La denuncia señala dos graves problemas para la colectividad. Lo primero, que ocuparse del crimen organizado, de la violencia y de la inseguridad, no es prioridad del gobierno. Que día a día maten a personas inocentes, o maten a alguien por no pagar "renta", no amerita que todos los recursos de los sistemas de inteligencia se aboquen a identificar y perseguir a quienes mueven esos grupos.

Lo segundo, de igual gravedad, es que el espionaje político es la antesala inmediata de la dictadura.

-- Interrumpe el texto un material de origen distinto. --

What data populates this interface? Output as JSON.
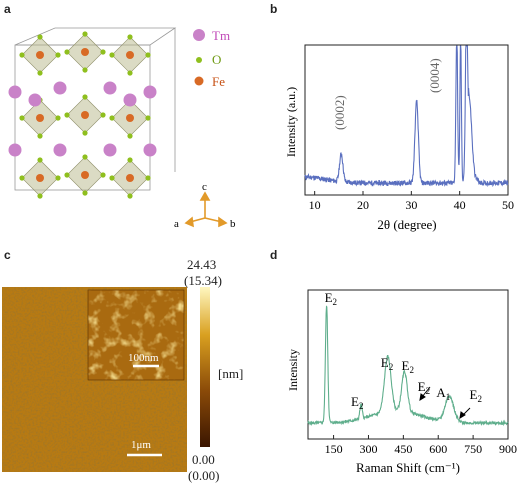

Dice mucho que instalar micrófonos y cámaras en ministerios y oficinas públicas fue de lo primero que se hizo cuando el gabinete de la "meritocracia" (un término empleado con gran sarcasmo) tomó posesión de sus cargos.

No acababan de sentarse en sus escritorios los "meritócratas" cuando ya estaban desconocidos montando escuchas y cámaras para controlar lo que el personal hacía y decía.

Y el proceso continúa a medida de que un régimen va usurpando poderes y competencias, hasta que hermanos vigilan a hermanos, hijos a padres, vecinos a vecinos, como en Cuba, Venezuela, Ecuador y Bolivia, este último país el primer narcoestado del Hemisferio.

El espionaje es el primer paso hacia las mordazas y al encarcelamiento por largos años a los que "hablan de más", cuando no a desenlaces espantosos.

Hay una enorme cantidad de familias que quisieran que los asesinos de hijos, hermanos y padres fueran identificados, aprehendidos y castigados, pero para eso no hay los suficientes recursos aunque sobre dinero para espiar opositores.